Contrary to intuition, consistency of foods may not make significant difference on emptying. Mashed potato was found to empty from the stomach at a similar rate with meals of a more particulate consistency (rice, hamburger meal), although it did not require trituration in stomach as a homogeneous meal (Faas and others 2002). This may be due to a longer period of time needed for gastric secretions to penetrate and liquefy the meal with denser consistency (Marciani and others 2001; Faas and others 2002).
Food processing affecting digestion
Food processing (during manufacturing or cooking) modifies physical and chemical properties of food, and thus may influence the release and uptake of nutrients from the food matrix. Comminution reduces food size, which significantly improves gastric emptying rates and nutrient absorption (Bjorck and others 1994; Pera and others 2002). The lag phase and half emptying time (t1/2) were significantly shorter for the homogenized egg meal than for the 2.5 mm and 5.0 mm cubed egg particles, with the lag phase 29 ± 19 min compared with 55 ± 26 and 64 ± 24 min, and the t1/2 71 ± 30 min compared with 91 ± 26 and 104 ± 30 min, respectively (Urbain and others 1989). An in vitro digestion study showed that 3% of the carotenoid content was released from raw carrots in pieces, whereas 21% was released from the homogenized (pulped) carrots (Hedrén and others 2002).
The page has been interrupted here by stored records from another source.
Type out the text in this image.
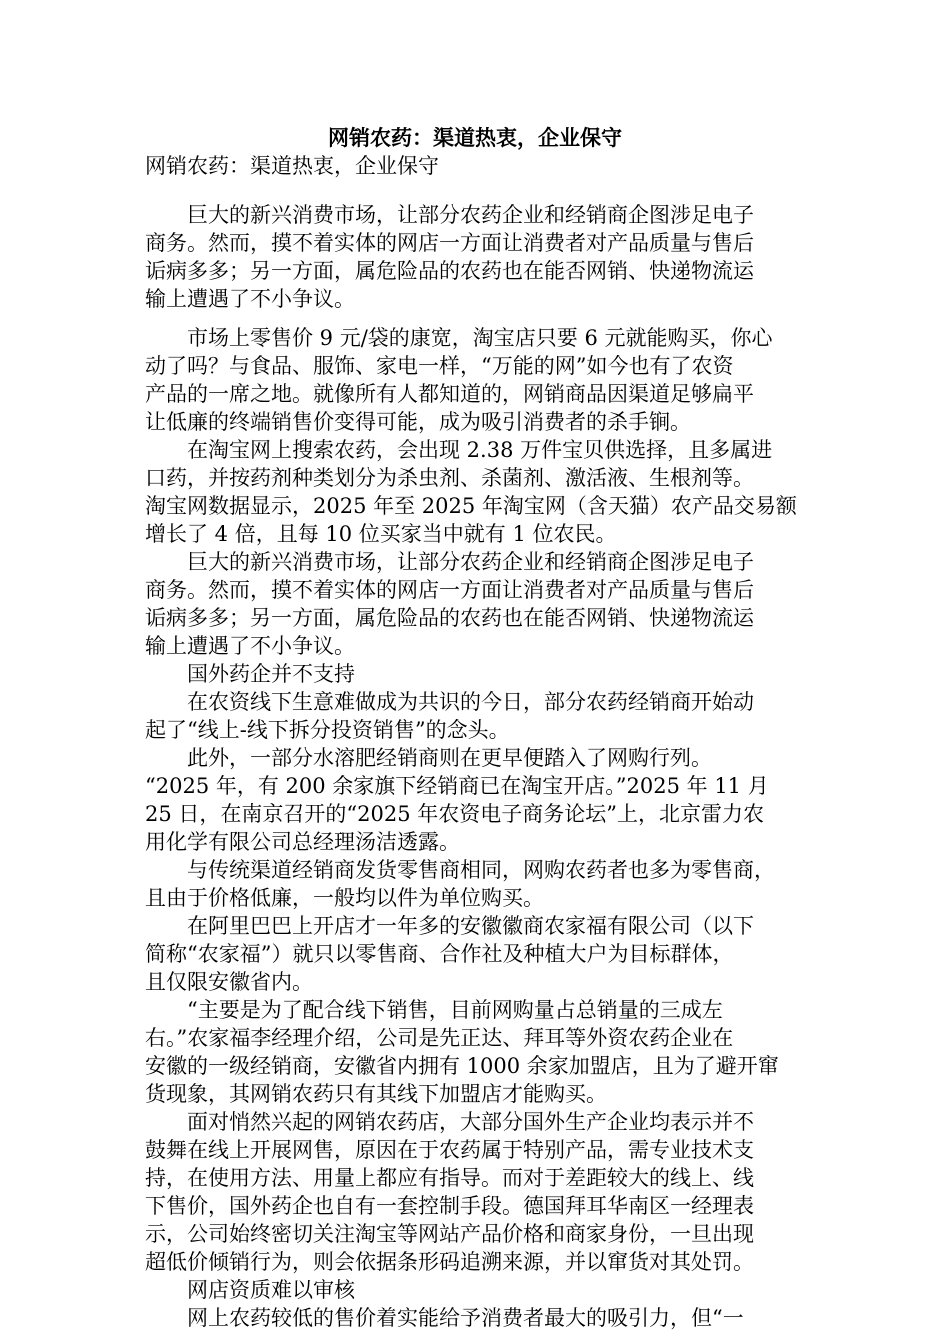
网销农药：渠道热衷，企业保守
网销农药：渠道热衷，企业保守
　　巨大的新兴消费市场，让部分农药企业和经销商企图涉足电子
商务。然而，摸不着实体的网店一方面让消费者对产品质量与售后
诟病多多；另一方面，属危险品的农药也在能否网销、快递物流运
输上遭遇了不小争议。
　　市场上零售价 9 元/袋的康宽，淘宝店只要 6 元就能购买，你心
动了吗？与食品、服饰、家电一样，“万能的网”如今也有了农资
产品的一席之地。就像所有人都知道的，网销商品因渠道足够扁平
让低廉的终端销售价变得可能，成为吸引消费者的杀手锏。
　　在淘宝网上搜索农药，会出现 2.38 万件宝贝供选择，且多属进
口药，并按药剂种类划分为杀虫剂、杀菌剂、激活液、生根剂等。
淘宝网数据显示，2025 年至 2025 年淘宝网（含天猫）农产品交易额
增长了 4 倍，且每 10 位买家当中就有 1 位农民。
　　巨大的新兴消费市场，让部分农药企业和经销商企图涉足电子
商务。然而，摸不着实体的网店一方面让消费者对产品质量与售后
诟病多多；另一方面，属危险品的农药也在能否网销、快递物流运
输上遭遇了不小争议。
　　国外药企并不支持
　　在农资线下生意难做成为共识的今日，部分农药经销商开始动
起了“线上-线下拆分投资销售”的念头。
　　此外，一部分水溶肥经销商则在更早便踏入了网购行列。
“2025 年，有 200 余家旗下经销商已在淘宝开店。”2025 年 11 月
25 日，在南京召开的“2025 年农资电子商务论坛”上，北京雷力农
用化学有限公司总经理汤洁透露。
　　与传统渠道经销商发货零售商相同，网购农药者也多为零售商，
且由于价格低廉，一般均以件为单位购买。
　　在阿里巴巴上开店才一年多的安徽徽商农家福有限公司（以下
简称“农家福”）就只以零售商、合作社及种植大户为目标群体，
且仅限安徽省内。
　　“主要是为了配合线下销售，目前网购量占总销量的三成左
右。”农家福李经理介绍，公司是先正达、拜耳等外资农药企业在
安徽的一级经销商，安徽省内拥有 1000 余家加盟店，且为了避开窜
货现象，其网销农药只有其线下加盟店才能购买。
　　面对悄然兴起的网销农药店，大部分国外生产企业均表示并不
鼓舞在线上开展网售，原因在于农药属于特别产品，需专业技术支
持，在使用方法、用量上都应有指导。而对于差距较大的线上、线
下售价，国外药企也自有一套控制手段。德国拜耳华南区一经理表
示，公司始终密切关注淘宝等网站产品价格和商家身份，一旦出现
超低价倾销行为，则会依据条形码追溯来源，并以窜货对其处罚。
　　网店资质难以审核
　　网上农药较低的售价着实能给予消费者最大的吸引力，但“一
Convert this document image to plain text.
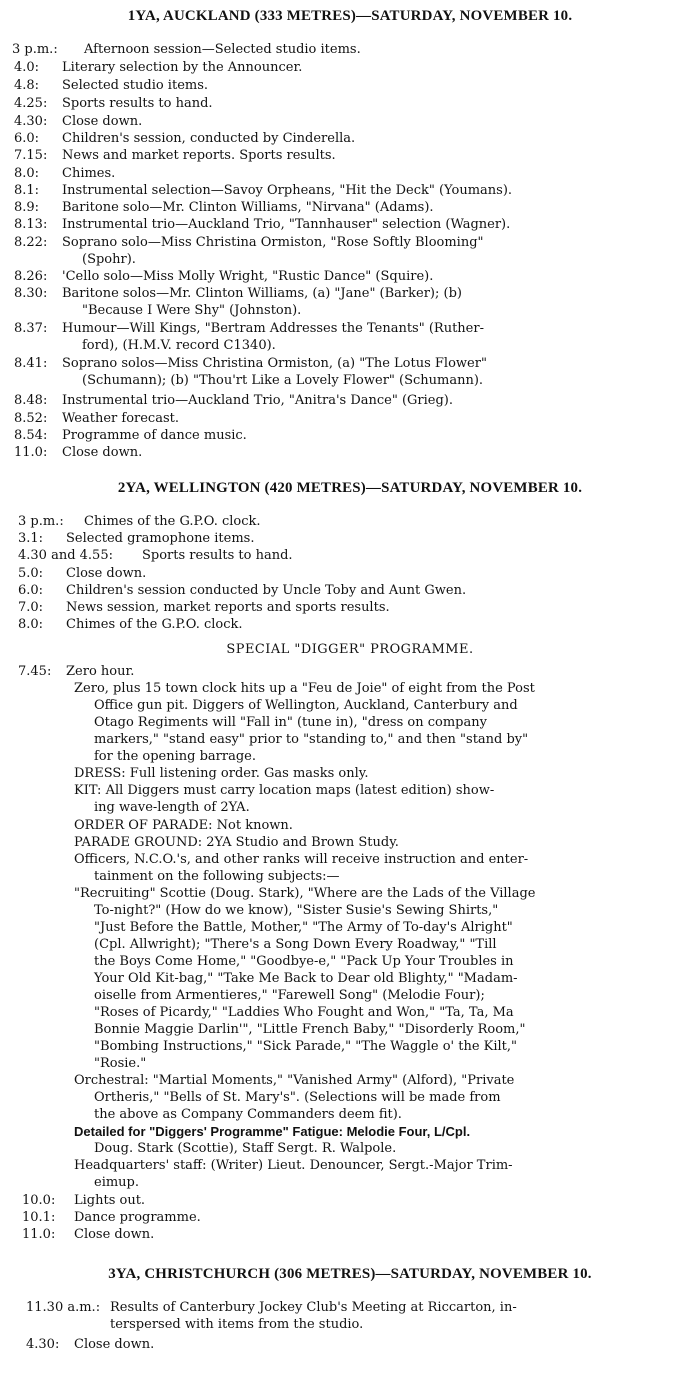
1YA, AUCKLAND (333 METRES)—SATURDAY, NOVEMBER 10.
3 p.m.: Afternoon session—Selected studio items.
4.0: Literary selection by the Announcer.
4.8: Selected studio items.
4.25: Sports results to hand.
4.30: Close down.
6.0: Children's session, conducted by Cinderella.
7.15: News and market reports. Sports results.
8.0: Chimes.
8.1: Instrumental selection—Savoy Orpheans, "Hit the Deck" (Youmans).
8.9: Baritone solo—Mr. Clinton Williams, "Nirvana" (Adams).
8.13: Instrumental trio—Auckland Trio, "Tannhauser" selection (Wagner).
8.22: Soprano solo—Miss Christina Ormiston, "Rose Softly Blooming"
(Spohr).
8.26: 'Cello solo—Miss Molly Wright, "Rustic Dance" (Squire).
8.30: Baritone solos—Mr. Clinton Williams, (a) "Jane" (Barker); (b)
"Because I Were Shy" (Johnston).
8.37: Humour—Will Kings, "Bertram Addresses the Tenants" (Ruther-
ford), (H.M.V. record C1340).
8.41: Soprano solos—Miss Christina Ormiston, (a) "The Lotus Flower"
(Schumann); (b) "Thou'rt Like a Lovely Flower" (Schumann).
8.48: Instrumental trio—Auckland Trio, "Anitra's Dance" (Grieg).
8.52: Weather forecast.
8.54: Programme of dance music.
11.0: Close down.
2YA, WELLINGTON (420 METRES)—SATURDAY, NOVEMBER 10.
3 p.m.: Chimes of the G.P.O. clock.
3.1: Selected gramophone items.
4.30 and 4.55: Sports results to hand.
5.0: Close down.
6.0: Children's session conducted by Uncle Toby and Aunt Gwen.
7.0: News session, market reports and sports results.
8.0: Chimes of the G.P.O. clock.
SPECIAL "DIGGER" PROGRAMME.
7.45: Zero hour.
Zero, plus 15 town clock hits up a "Feu de Joie" of eight from the Post
Office gun pit. Diggers of Wellington, Auckland, Canterbury and
Otago Regiments will "Fall in" (tune in), "dress on company
markers," "stand easy" prior to "standing to," and then "stand by"
for the opening barrage.
DRESS: Full listening order. Gas masks only.
KIT: All Diggers must carry location maps (latest edition) show-
ing wave-length of 2YA.
ORDER OF PARADE: Not known.
PARADE GROUND: 2YA Studio and Brown Study.
Officers, N.C.O.'s, and other ranks will receive instruction and enter-
tainment on the following subjects:—
"Recruiting" Scottie (Doug. Stark), "Where are the Lads of the Village
To-night?" (How do we know), "Sister Susie's Sewing Shirts,"
"Just Before the Battle, Mother," "The Army of To-day's Alright"
(Cpl. Allwright); "There's a Song Down Every Roadway," "Till
the Boys Come Home," "Goodbye-e," "Pack Up Your Troubles in
Your Old Kit-bag," "Take Me Back to Dear old Blighty," "Madam-
oiselle from Armentieres," "Farewell Song" (Melodie Four);
"Roses of Picardy," "Laddies Who Fought and Won," "Ta, Ta, Ma
Bonnie Maggie Darlin'", "Little French Baby," "Disorderly Room,"
"Bombing Instructions," "Sick Parade," "The Waggle o' the Kilt,"
"Rosie."
Orchestral: "Martial Moments," "Vanished Army" (Alford), "Private
Ortheris," "Bells of St. Mary's". (Selections will be made from
the above as Company Commanders deem fit).
Detailed for "Diggers' Programme" Fatigue: Melodie Four, L/Cpl.
Doug. Stark (Scottie), Staff Sergt. R. Walpole.
Headquarters' staff: (Writer) Lieut. Denouncer, Sergt.-Major Trim-
eimup.
10.0: Lights out.
10.1: Dance programme.
11.0: Close down.
3YA, CHRISTCHURCH (306 METRES)—SATURDAY, NOVEMBER 10.
11.30 a.m.: Results of Canterbury Jockey Club's Meeting at Riccarton, in-
terspersed with items from the studio.
4.30: Close down.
Thermal processing can significantly affect digestion of protein (Ruales and Nair 1994), starch (Lee and others 2005), fat (Benini and others 1994), and vitamins (Yeum and Russell 2002). Heat treatment significantly improves bioavailability of carotenoid and lycopene in vegetables (Yeum and Russell 2002). Fried meal showed significantly delayed emptying time (317.1 ± 24.12 compared with 226.7 ± 18.4 min) and caused a longer persistence of satiety and epigastric fullness in human trials, which could be attributed to the effect of thermal oxidation on fat absorption (Benini and others 1994). Cooking improves bioavailability of starch by splitting the starch granules and increasing the availability of the starch to amylase (Brand and others 1985). Lee and others (2005) studied the effects of various cooking methods on rice texture, microstructure, and digestion in rats. Cooking methods studied included microwave oven, electric cooker, autoclaving, and a stone pot. Scanning electronic microscopy showed a more compact structure in the samples heated by microwave and electric cooker compared to those treated in an autoclave or stone pot, corresponding to a higher firmness in the samples heated by microwave and electric cooker. Cooking increased pasting temperatures and decreased peak viscosity. The starch hydrolysis rates of cooked rice samples increased with an increase in gelatinization. Holm and others (1989) also documented that incompletely gelatinized starch products were digested more slowly in vitro and elicited lower glucose responses in rats compared with completely gelatinized samples.